Simon Wittams wrote:
>
> Thanks for the swift... btw its Robert, I'm just using my brothers account :)
>
> >
> > Simon - thanks for all your comments. I think a device driver would be a
> > very good way of doing the Windows server; we talk about it a bit on the web
> > server. We've even got some hardware which we think we could persuade to
> > resemble a VGA card to the PCI bus and yet produce VNC output.
>
> Bit expensive for freeware :) but good for headless boxes... but it would be
> hard to have a displaying and vnc-serving card without limiting the choice

> > >Have a distinct password for observers. The connection response from the
> > >server needs to be different, then if the client is 'observer aware' it
> > >can send an acknowledgement signal, and then not send any more signals
> > >of input to decrease traffic.
> >
> > Good idea, but the input is usually a very small amount of traffic compared
> > to display.
> >
> > >The clients acknowledgement signal should also include the maximal
> > >transfer rate, so it only gets sent what it can handle...
> >
> > Clients already only request what they can handle. So you can have a slow
> > client on a modem on the other side of the world, and a fast client on a
> > local ATM network talking to the same server; one won't slow down the other.
>
> Ahh, I see... I meant that if you use multicast for the observer mode, have
> different multicast groups for different bandwidths... in order to reduce the
> load on the server but not slow down the clients with too much data.

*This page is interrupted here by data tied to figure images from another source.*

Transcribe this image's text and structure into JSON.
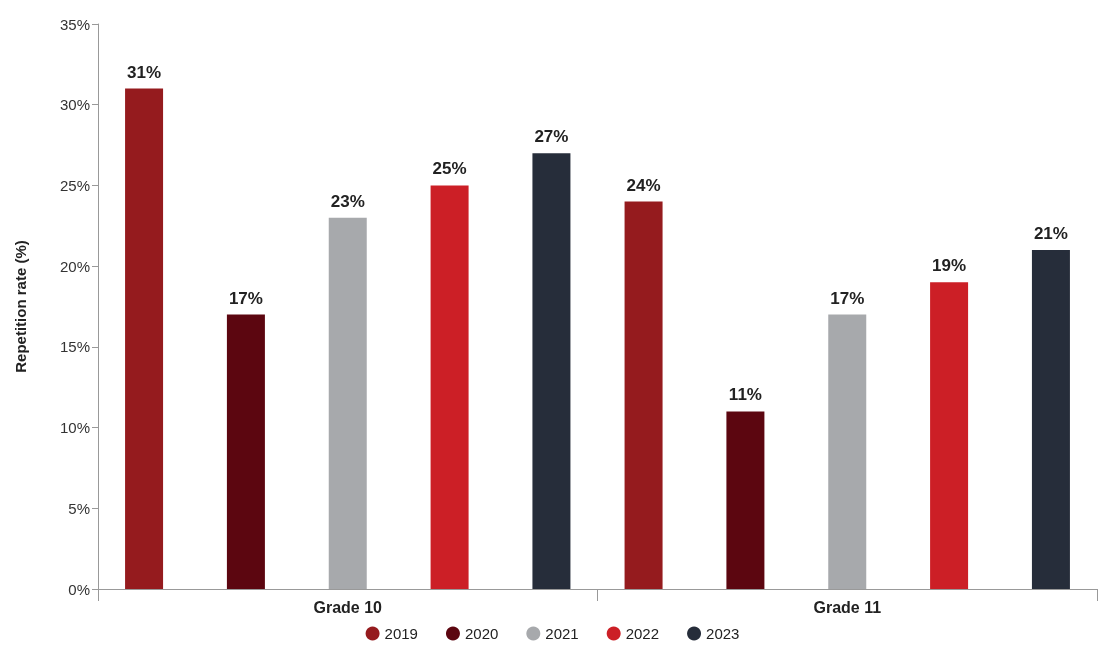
{
  "chart_data": {
    "type": "bar",
    "ylabel": "Repetition rate (%)",
    "categories": [
      "Grade 10",
      "Grade 11"
    ],
    "series": [
      {
        "name": "2019",
        "color": "#951b1e",
        "values": [
          31,
          24
        ],
        "value_labels": [
          "31%",
          "24%"
        ]
      },
      {
        "name": "2020",
        "color": "#5c0610",
        "values": [
          17,
          11
        ],
        "value_labels": [
          "17%",
          "11%"
        ]
      },
      {
        "name": "2021",
        "color": "#a7a9ac",
        "values": [
          23,
          17
        ],
        "value_labels": [
          "23%",
          "17%"
        ]
      },
      {
        "name": "2022",
        "color": "#cc1f26",
        "values": [
          25,
          19
        ],
        "value_labels": [
          "25%",
          "19%"
        ]
      },
      {
        "name": "2023",
        "color": "#262d3a",
        "values": [
          27,
          21
        ],
        "value_labels": [
          "27%",
          "21%"
        ]
      }
    ],
    "ylim": [
      0,
      35
    ],
    "yticks": [
      {
        "value": 0,
        "label": "0%"
      },
      {
        "value": 5,
        "label": "5%"
      },
      {
        "value": 10,
        "label": "10%"
      },
      {
        "value": 15,
        "label": "15%"
      },
      {
        "value": 20,
        "label": "20%"
      },
      {
        "value": 25,
        "label": "25%"
      },
      {
        "value": 30,
        "label": "30%"
      },
      {
        "value": 35,
        "label": "35%"
      }
    ],
    "grid": false,
    "legend": "bottom"
  }
}
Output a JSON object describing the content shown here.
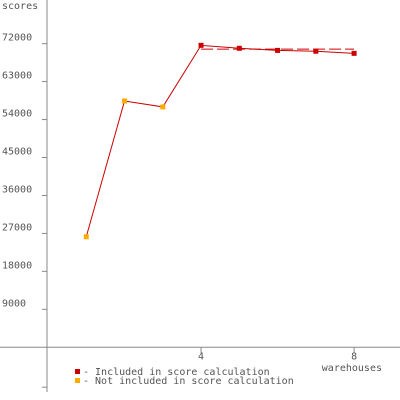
{
  "chart_data": {
    "type": "line",
    "y_label": "scores",
    "x_label": "warehouses",
    "x": [
      1,
      2,
      3,
      4,
      5,
      6,
      7,
      8
    ],
    "values": [
      26200,
      58400,
      57000,
      71600,
      70900,
      70400,
      70200,
      69700
    ],
    "point_status": [
      1,
      1,
      1,
      0,
      0,
      0,
      0,
      0
    ],
    "line_color": "#cc0000",
    "legend": [
      {
        "label": "- Included in score calculation",
        "color": "#cc0000"
      },
      {
        "label": "- Not included in score calculation",
        "color": "#ffaa00"
      }
    ],
    "score_line": {
      "value": 70700,
      "from": 4,
      "to": 8
    },
    "xlim": [
      0,
      9.2
    ],
    "xticks": [
      4,
      8
    ],
    "ylim": [
      -9000,
      81000
    ],
    "yticks": [
      9000,
      18000,
      27000,
      36000,
      45000,
      54000,
      63000,
      72000
    ]
  }
}
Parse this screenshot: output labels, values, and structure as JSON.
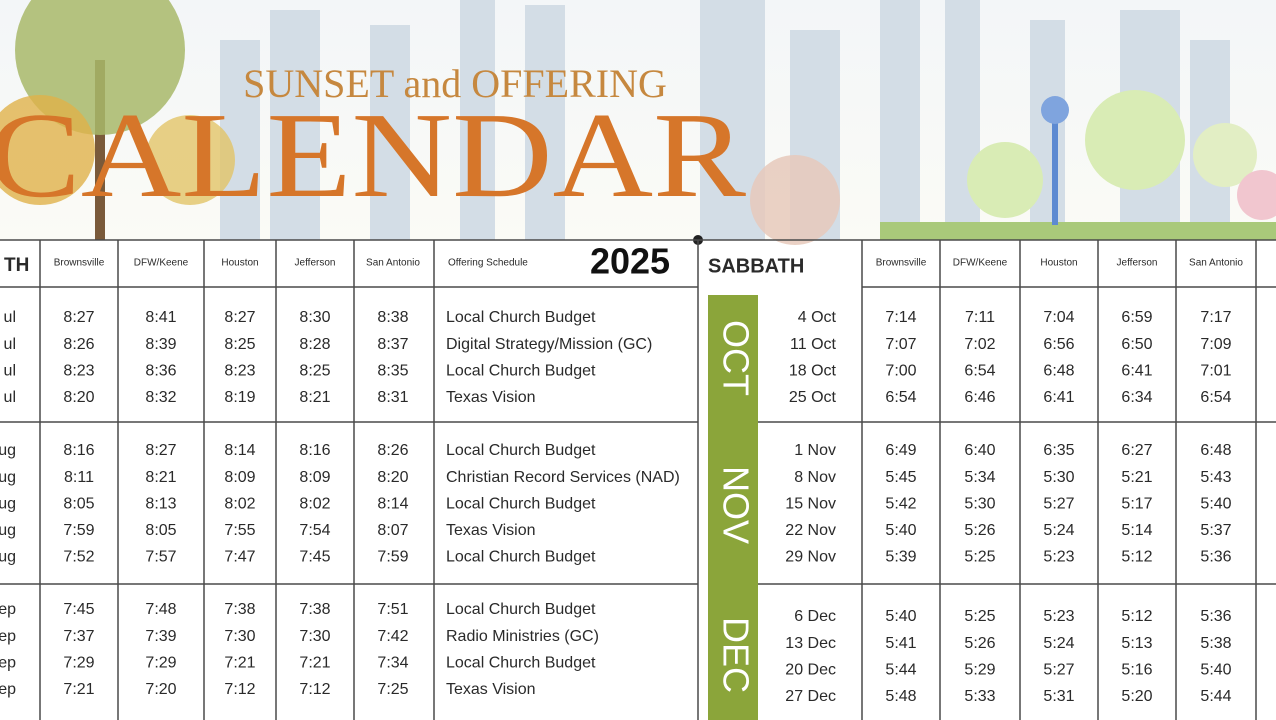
{
  "header": {
    "subtitle": "SUNSET and OFFERING",
    "title": "CALENDAR"
  },
  "left_table": {
    "columns": [
      "TH",
      "Brownsville",
      "DFW/Keene",
      "Houston",
      "Jefferson",
      "San Antonio",
      "Offering Schedule"
    ],
    "year": "2025",
    "groups": [
      {
        "rows": [
          [
            "ul",
            "8:27",
            "8:41",
            "8:27",
            "8:30",
            "8:38",
            "Local Church Budget"
          ],
          [
            "ul",
            "8:26",
            "8:39",
            "8:25",
            "8:28",
            "8:37",
            "Digital Strategy/Mission (GC)"
          ],
          [
            "ul",
            "8:23",
            "8:36",
            "8:23",
            "8:25",
            "8:35",
            "Local Church Budget"
          ],
          [
            "ul",
            "8:20",
            "8:32",
            "8:19",
            "8:21",
            "8:31",
            "Texas Vision"
          ]
        ]
      },
      {
        "rows": [
          [
            "ug",
            "8:16",
            "8:27",
            "8:14",
            "8:16",
            "8:26",
            "Local Church Budget"
          ],
          [
            "ug",
            "8:11",
            "8:21",
            "8:09",
            "8:09",
            "8:20",
            "Christian Record Services (NAD)"
          ],
          [
            "ug",
            "8:05",
            "8:13",
            "8:02",
            "8:02",
            "8:14",
            "Local Church Budget"
          ],
          [
            "ug",
            "7:59",
            "8:05",
            "7:55",
            "7:54",
            "8:07",
            "Texas Vision"
          ],
          [
            "ug",
            "7:52",
            "7:57",
            "7:47",
            "7:45",
            "7:59",
            "Local Church Budget"
          ]
        ]
      },
      {
        "rows": [
          [
            "ep",
            "7:45",
            "7:48",
            "7:38",
            "7:38",
            "7:51",
            "Local Church Budget"
          ],
          [
            "ep",
            "7:37",
            "7:39",
            "7:30",
            "7:30",
            "7:42",
            "Radio Ministries (GC)"
          ],
          [
            "ep",
            "7:29",
            "7:29",
            "7:21",
            "7:21",
            "7:34",
            "Local Church Budget"
          ],
          [
            "ep",
            "7:21",
            "7:20",
            "7:12",
            "7:12",
            "7:25",
            "Texas Vision"
          ]
        ]
      }
    ]
  },
  "right_table": {
    "columns": [
      "SABBATH",
      "Brownsville",
      "DFW/Keene",
      "Houston",
      "Jefferson",
      "San Antonio"
    ],
    "groups": [
      {
        "month": "OCT",
        "rows": [
          [
            "4 Oct",
            "7:14",
            "7:11",
            "7:04",
            "6:59",
            "7:17"
          ],
          [
            "11 Oct",
            "7:07",
            "7:02",
            "6:56",
            "6:50",
            "7:09"
          ],
          [
            "18 Oct",
            "7:00",
            "6:54",
            "6:48",
            "6:41",
            "7:01"
          ],
          [
            "25 Oct",
            "6:54",
            "6:46",
            "6:41",
            "6:34",
            "6:54"
          ]
        ]
      },
      {
        "month": "NOV",
        "rows": [
          [
            "1 Nov",
            "6:49",
            "6:40",
            "6:35",
            "6:27",
            "6:48"
          ],
          [
            "8 Nov",
            "5:45",
            "5:34",
            "5:30",
            "5:21",
            "5:43"
          ],
          [
            "15 Nov",
            "5:42",
            "5:30",
            "5:27",
            "5:17",
            "5:40"
          ],
          [
            "22 Nov",
            "5:40",
            "5:26",
            "5:24",
            "5:14",
            "5:37"
          ],
          [
            "29 Nov",
            "5:39",
            "5:25",
            "5:23",
            "5:12",
            "5:36"
          ]
        ]
      },
      {
        "month": "DEC",
        "rows": [
          [
            "6 Dec",
            "5:40",
            "5:25",
            "5:23",
            "5:12",
            "5:36"
          ],
          [
            "13 Dec",
            "5:41",
            "5:26",
            "5:24",
            "5:13",
            "5:38"
          ],
          [
            "20 Dec",
            "5:44",
            "5:29",
            "5:27",
            "5:16",
            "5:40"
          ],
          [
            "27 Dec",
            "5:48",
            "5:33",
            "5:31",
            "5:20",
            "5:44"
          ]
        ]
      }
    ]
  }
}
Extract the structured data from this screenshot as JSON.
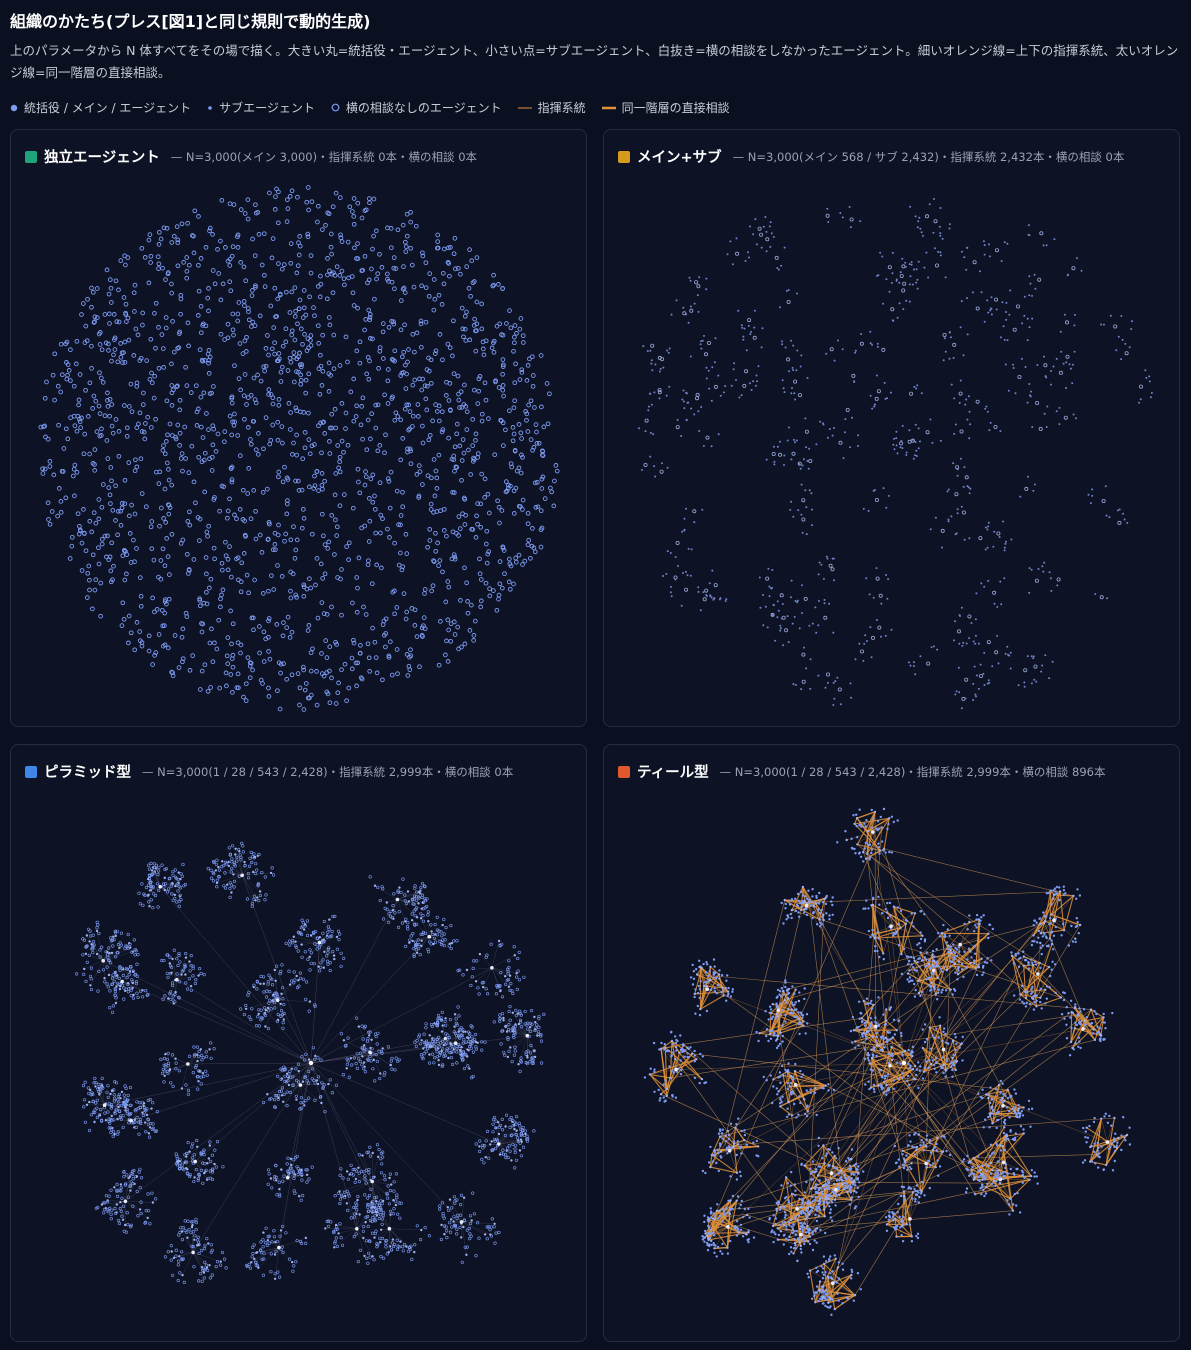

I haven't look at the protocall at all yet, but I was wondering if it
would be
possible to have some sort of redirection server that would connect to
one
server and serve many clients. This would keep the load off of the main
server
and distribute it to where it is needed. you could create a topology as
follows.

-Viewer
/
MainServer -
\ - Viewer
\ /
- ViewRedirector ---- Viewer
\
- Viewer


>
> > If we did audio it would
> > be a separate channel and not part of this protocol.
>
> Hopefully with some kind of synchronisation... for slow clients with many
> possible routes.
>
> Rob

The above redictor combined with some sort of audio streaming would
be great for distributed classrooms on the internet. I was looking at
Spead Freely 6.1c at http://www.fourmilab.ch/speakfree/unix/ .
It also runs on both Windows an Unix, and is in the public domain. I
am currently having problems because there is no place to do demo's at
work big enough to hold more than a coulpe of people. With this I can
at least get a few monitors going so people don't have to crowd.